Bangsa Mesir Kuno sangat menghargai penampilan dan
kebersihan tubuh. Sebagian besar mandi di Sungai Nil dan menggunakan sabun yang
terbuat dari lemak binatang dan kapur. Laki-laki bercukur untuk menjaga
kebersihan, menggunakan minyak wangi dan salep untuk mengharumkan dan menyegarkan
kulit. Pakaian dibuat dengan linen sederhana yang diberi warna putih, baik
wanita maupun pria di kelas yang lebih elit menggunakan wig, perhiasan, dan
kosmetik. Anak-anak tidak mengenakan pakaian hingga mereka dianggap dewasa,
pada usia sekitar 12 tahun, dan pada usia ini laki-laki disunat dan dicukur.

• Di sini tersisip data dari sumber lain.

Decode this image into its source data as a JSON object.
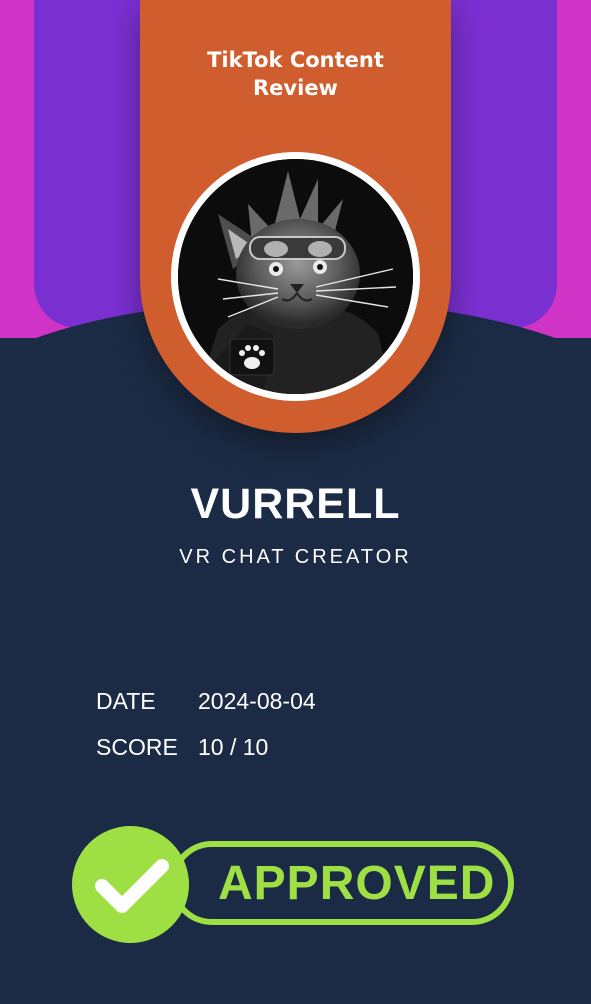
{
  "header": {
    "title": "TikTok Content\nReview"
  },
  "profile": {
    "avatar_icon": "cat-vr-avatar",
    "badge_icon": "paw-icon",
    "name": "VURRELL",
    "role": "VR CHAT CREATOR"
  },
  "details": [
    {
      "label": "DATE",
      "value": "2024-08-04"
    },
    {
      "label": "SCORE",
      "value": "10 / 10"
    }
  ],
  "status": {
    "icon": "checkmark-icon",
    "label": "APPROVED"
  },
  "colors": {
    "background": "#1c2b45",
    "ribbon": "#cf5d2e",
    "purple": "#7a2fd0",
    "magenta": "#d034c6",
    "approved_green": "#9ee044"
  }
}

Ibu bertanggung jawab menjaga anaknya, sementara sang ayah bertugas mencari
nafkah.
Masakan Mesir cenderung tidak berubah selama
berabad-abad; Masakan Mesir modern memiliki banyak persamaan dengan Masakan
Mesir Kuno. Makanan sehari-hari biasanya mengandung roti dan bir, dengan lauk
berupa sayuran seperti bawang merah dan bawang putih, serta buah-buahan
berbentuk biji dan ara. Wine dan daging biasanya hanya disajikan pada perayaan
tertentu, kecuali di kalangan orang kaya yang lebih sering menyantapnya. Ikan,
daging, dan unggas dapat diasinkan atau dikeringkan, serta direbus atau
dibakar.
1)
Adat pemakaman
Orang Mesir Kuno mempertahankan seperangkat adat pemakaman yang diyakini
sebagai kebutuhan untuk menjamin keabadian setelah kematian. Berbagai kegiatan
dalam adat ini adalah : proses mengawetkan tubuh melalui mumifikasi, upacara
pemakaman, dan penguburan mayat bersama barang-barang yang akan digunakan oleh
almarhum di akhirat. Sebelum periode Kerajaan Lama, tubuh mayat dimakamkan di
dalam lubang gurun, cara ini secara alami akan mengawetkan tubuh mayat melalui
proses pengeringan. Kegersangan dan kondisi gurun telah menjadi keuntungan
sepanjang sejarah Mesir Kuno bagi kaum miskin yang tidak mampu mempersiapkan
pemakaman sebagaimana halnya orang kaya. Orang kaya mulai menguburkan orang
mati di kuburan batu, akibatnya mereka memanfaatkan mumifikasi buatan, yaitu
dengan mencabut organ internal, membungkus tubuh menggunakan kain, dan
meletakkan mayat ke dalam sarkofagus berupa batu empat persegi panjang atau
peti kayu. Pada permulaan dinasti keempat, beberapa bagian tubuh mulai
diawetkan secara terpisah dalam toples kanopik.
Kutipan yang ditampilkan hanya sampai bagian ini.